Asked about the allegations its software was used against the Palestinian activists, NSO Group said in a statement that it does not identify its customers for contractual and national security reasons, is not privy to whom they hack and sells only to government agencies for use against “serious crime and terror.”
The findings question claims by NSO Group that exported versions of Pegasus cannot be used to hack Israeli phone numbers. NSO Group has also said it does not target US numbers.
Tehilla Shwartz Altshuler, a legal expert at the Israel Democracy Institute, called the findings “really disturbing,” especially if it is proven that Israel’s security agencies, who are largely exempt from the country’s privacy laws, have been using NSO Group’s commercial spyware.
“This actually complicates the relationship of the government with NSO,” said Altshuler, if the government is indeed both a client and regulator in a relationship conducted under secrecy.
The revelation, disclosed by security researchers on Monday, marks the first known instance of Palestinian activists being targeted by the military-grade Pegasus spyware.
Other surveillance targets
The executive director of Frontline Defenders, Andrew Anderson, said the NSO Group cannot be trusted to ensure its spyware is not used illegally by its customers and says Israel should face international reproach if it does not bring the company to heel.

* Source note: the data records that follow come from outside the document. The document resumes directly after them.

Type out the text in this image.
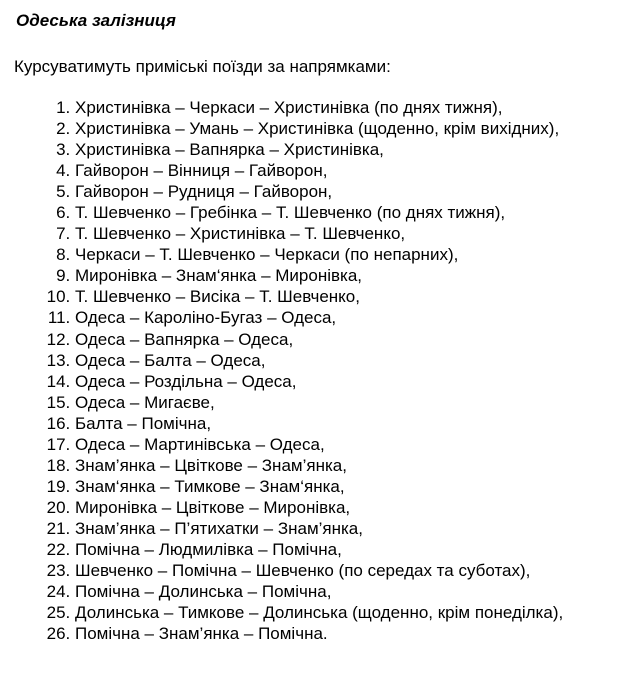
Одеська залізниця
Курсуватимуть приміські поїзди за напрямками:
1. Христинівка – Черкаси – Христинівка (по днях тижня),
2. Христинівка – Умань – Христинівка (щоденно, крім вихідних),
3. Христинівка – Вапнярка – Христинівка,
4. Гайворон – Вінниця – Гайворон,
5. Гайворон – Рудниця – Гайворон,
6. Т. Шевченко – Гребінка – Т. Шевченко (по днях тижня),
7. Т. Шевченко – Христинівка – Т. Шевченко,
8. Черкаси – Т. Шевченко – Черкаси (по непарних),
9. Миронівка – Знам‘янка – Миронівка,
10. Т. Шевченко – Висіка – Т. Шевченко,
11. Одеса – Кароліно-Бугаз – Одеса,
12. Одеса – Вапнярка – Одеса,
13. Одеса – Балта – Одеса,
14. Одеса – Роздільна – Одеса,
15. Одеса – Мигаєве,
16. Балта – Помічна,
17. Одеса – Мартинівська – Одеса,
18. Знам’янка – Цвіткове – Знам’янка,
19. Знам‘янка – Тимкове – Знам‘янка,
20. Миронівка – Цвіткове – Миронівка,
21. Знам’янка – П’ятихатки – Знам’янка,
22. Помічна – Людмилівка – Помічна,
23. Шевченко – Помічна – Шевченко (по середах та суботах),
24. Помічна – Долинська – Помічна,
25. Долинська – Тимкове – Долинська (щоденно, крім понеділка),
26. Помічна – Знам’янка – Помічна.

“If the Israeli government refuses to take action then this should have consequences in terms of the regulation of trade with Israel,” he said via email.
Facebook has sued NSO Group over the use of a somewhat similar exploit that allegedly intruded via its globally popular encrypted WhatsApp messaging app.
A snowballing of new revelations about the hacking of public figures — including Hungarian investigative journalists, the fiancée of slain Saudi journalist Jamal Khashoggi and an ex-wife of the ruler of Dubai — has occurred since a consortium of international news organisations reported in July on a list of possible NSO Group surveillance targets.
The list was obtained from an unnamed source by Amnesty International and the Paris-based journalism nonprofit Forbidden Stories.
From that list of 50,000 phone numbers, reporters from various news organizations were able to confirm at least 47 additional successful hacks, The Washington Post has reported.
A successful Pegasus infection surreptitiously gives intruders access to everything a person stores and does on their phone, including real-time communications.